ABOUT

NA — نَـ

NA takes its name from the Arabic prefix نَـ (nā-), the marker of collective action in the present tense. Where I am making is ana aamal (أنا أعمل), we are making is nahnu naamal (نحن نعمل). The studio is built on that shift: from the individual to the collective, and from isolated objects to the ecosystems they belong to.

NA is a design practice grounded in research, collaboration, and making. It holds that no product is the work of a single hand, and no material exists apart from people, place, and environment. The aim is justice in collective making: fair credit for makers, honest relationships with materials, and design that connects past craft knowledge with present needs.

Approach

Work at NA moves between maker, material, environment, and user. Projects begin with listening: to craftspeople, historians, communities, and the landscapes materials come from. Research includes archival work, field documentation, prototyping, and dialogue across disciplines.

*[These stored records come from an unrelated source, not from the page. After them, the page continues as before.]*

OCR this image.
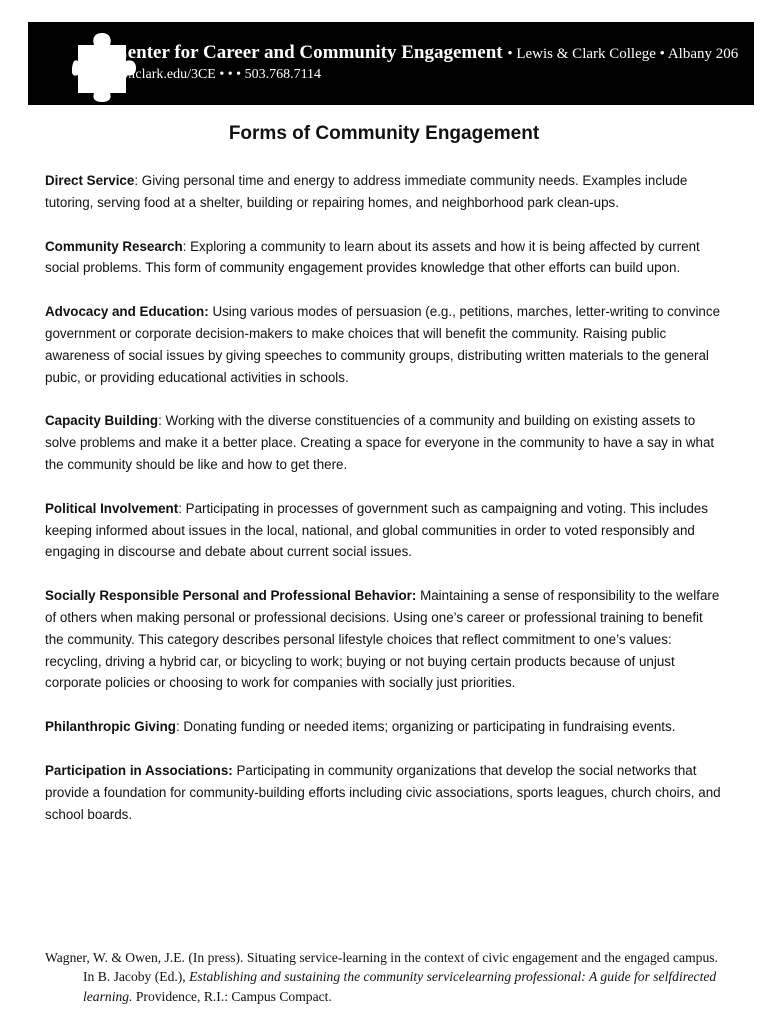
Center for Career and Community Engagement • Lewis & Clark College • Albany 206
go.lclark.edu/3CE • • • 503.768.7114
Forms of Community Engagement

Direct Service: Giving personal time and energy to address immediate community needs. Examples include tutoring, serving food at a shelter, building or repairing homes, and neighborhood park clean-ups.

Community Research: Exploring a community to learn about its assets and how it is being affected by current social problems. This form of community engagement provides knowledge that other efforts can build upon.

Advocacy and Education: Using various modes of persuasion (e.g., petitions, marches, letter-writing to convince government or corporate decision-makers to make choices that will benefit the community. Raising public awareness of social issues by giving speeches to community groups, distributing written materials to the general pubic, or providing educational activities in schools.

Capacity Building: Working with the diverse constituencies of a community and building on existing assets to solve problems and make it a better place. Creating a space for everyone in the community to have a say in what the community should be like and how to get there.

Political Involvement: Participating in processes of government such as campaigning and voting. This includes keeping informed about issues in the local, national, and global communities in order to voted responsibly and engaging in discourse and debate about current social issues.

Socially Responsible Personal and Professional Behavior: Maintaining a sense of responsibility to the welfare of others when making personal or professional decisions. Using one’s career or professional training to benefit the community. This category describes personal lifestyle choices that reflect commitment to one’s values: recycling, driving a hybrid car, or bicycling to work; buying or not buying certain products because of unjust corporate policies or choosing to work for companies with socially just priorities.

Philanthropic Giving: Donating funding or needed items; organizing or participating in fundraising events.

Participation in Associations: Participating in community organizations that develop the social networks that provide a foundation for community-building efforts including civic associations, sports leagues, church choirs, and school boards.

Wagner, W. & Owen, J.E. (In press). Situating service-learning in the context of civic engagement and the engaged campus. In B. Jacoby (Ed.), Establishing and sustaining the community servicelearning professional: A guide for selfdirected learning. Providence, R.I.: Campus Compact.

Design here is not only form-giving. It is a way to understand how things are made, who makes them, and what stories products carry when they reach the world. The practice seeks a hybrid method—honouring tradition while testing new tools, structures, and systems for sustainability and inclusion.

This site documents process and method as much as finished work: research paths, material trials, collaborations, and the thinking behind each project. It is a space to trace how ideas move from context to object, and how objects, in turn, can speak back to the conditions that shaped them.

HUDA

Huda Kalash is a Palestinian product designer whose practice is rooted in craft, material knowledge, and collective making. Raised in a rural family of makers, she grew up observing her grandmother’s embroidery and knitting alongside her father’s carpentry and calligraphy—experiences that continue to shape her approach to design.

She studied Industrial Design at Bezalel Academy of Arts and Design, graduating in 2019, before working at the Palestinian Museum. Her work there deepened an ongoing commitment to the preservation and documentation of Palestinian craft practices. She later contributed craft manuals for UNESCO and taught design thinking and textile technologies at Dar al-Kalima University.

In 2019, she founded the idea and methodology behind NA (نَـ, Nah), an ongoing practice centred on collective making, research, and material exploration.

Huda completed her MA in Design Products at Royal College of Art, where she continued developing a practice grounded in research, collaboration, and hands-on experimentation. Her work connects historical craft knowledge with contemporary design through archival research, storytelling, and collaboration with makers and craftspeople.

Across studio practice, teaching, museum work, and documentation, she works toward forms of design that are materially aware, socially grounded, and culturally sustained.